The namazakes found here have very often gone wrong. It is because the warehouses and shelves of the SAQ are not refrigerated, and neither are the wine cellars of restaurants.
Fortunately for us, between the standard of two pasteurizations and the complete absence of Hiire, there are compromises which allow to obtain a satisfactory conservation.
Two compromises consist in using only one of the two pasteurizations.
The NAMACHOZO 生貯蔵
NAMACHOZO 生 貯 蔵 are pasteurized only when they are bottled. It is the first of two styles of semi-nama. Since they are still alive during the 2 to 6 months maturation in tanks, they develop a rich umami with a grassy profile. Because the fermentation is not stopped and continues during the months of mellowing, NAMACHOZO 生貯蔵 become very dry, fermenting all the sugar.
NAMACHOZOSHU 生貯蔵酒 generally has aromas and flavours reminiscent of NAMAZAKE.
For our greatest pleasure, because it was pasteurized during bottling, it tolerates travel and storage at room temperature better than NAMAZAKE.
The NAMAZUMESHU 生詰酒
The second semi-nama style is NAMAZUMESHU 生詰酒. These sakés are pasteurized just before their maturation in the vat, but not when they are bottled.
A brewer can skip this second pasteurization and bottle the once pasteurized saké directly, and avoid spoiling the brew by cooking it a second time.
Names of sake according to their pasteurization
First hiire 火入れ
2nd hiire 火入れ
Morita Shobé's Komaizumi Magokoro Daiginjo NamaChozo 駒泉 真心 大吟醸 生 貯蔵, pasteurized only before bottling, matured raw, which gives it a complexity of taste.
It is dry, but very silky. It offers the fruity aromas of Daiginjo and the umami of lactic acid.
It is recommended to serve it chilled.
Other processes make it easier to store namazakes 生酒 without refrigeration, such as microfiltration or ultrafiltration. Microfiltration through plates with fractional micron holes will remove microorganisms and stop the brewing process, without cooking, as it is done with Purefiltre milk which is not pasteurized. It is also a method used by some winemakers to reduce the use of sulfites.
Another option is to package the sake under a protective atmosphere (by replacing the oxygen in the container with nitrogen) in an opaque container that will also shade it from damaging light.

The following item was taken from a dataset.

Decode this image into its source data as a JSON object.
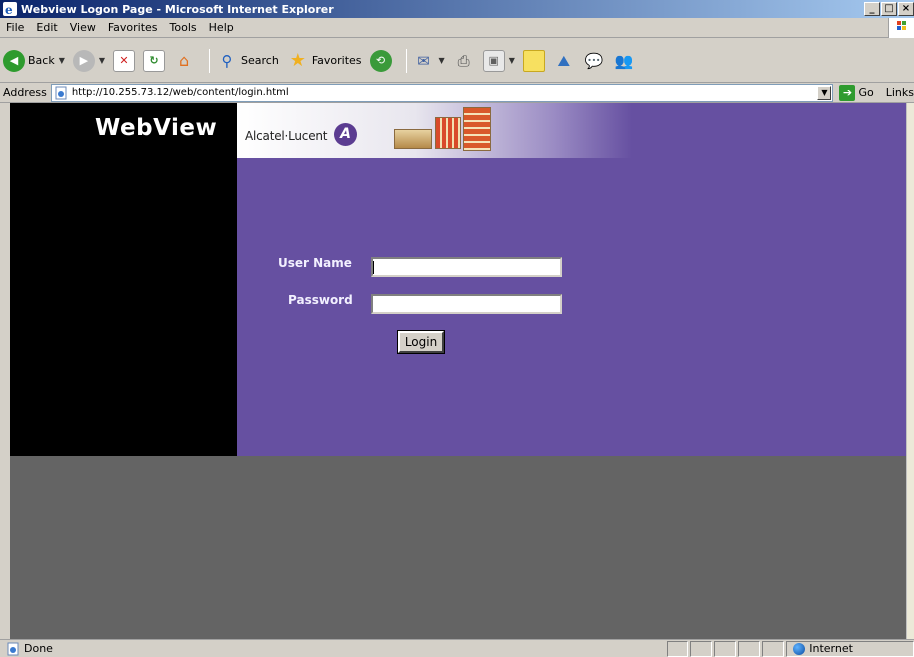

The alcohol added at the end of brewing in the case of Honjozo helps with preservation. It has the effect, among other things, of stopping fermentation. Namas that are not Junmai would be more stable.
Akita no Osagekko Nama Junmai Genshu Muchosei
秋田 の おさげっこ生純米原酒 無調整 from Asamai Shuzo is a delicious Junmai (therefore without adding alcohol) without pouring in water and without pasteurization!
Its dark glass bottle containing no oxygen allows you to preserve and taste the best of its Nama character.
PLEASE SERVE CHILLED
Regardless of the type of nama, their peppery and herbal flavours are best appreciated when served chilled or even cold. They can even be poured over ice.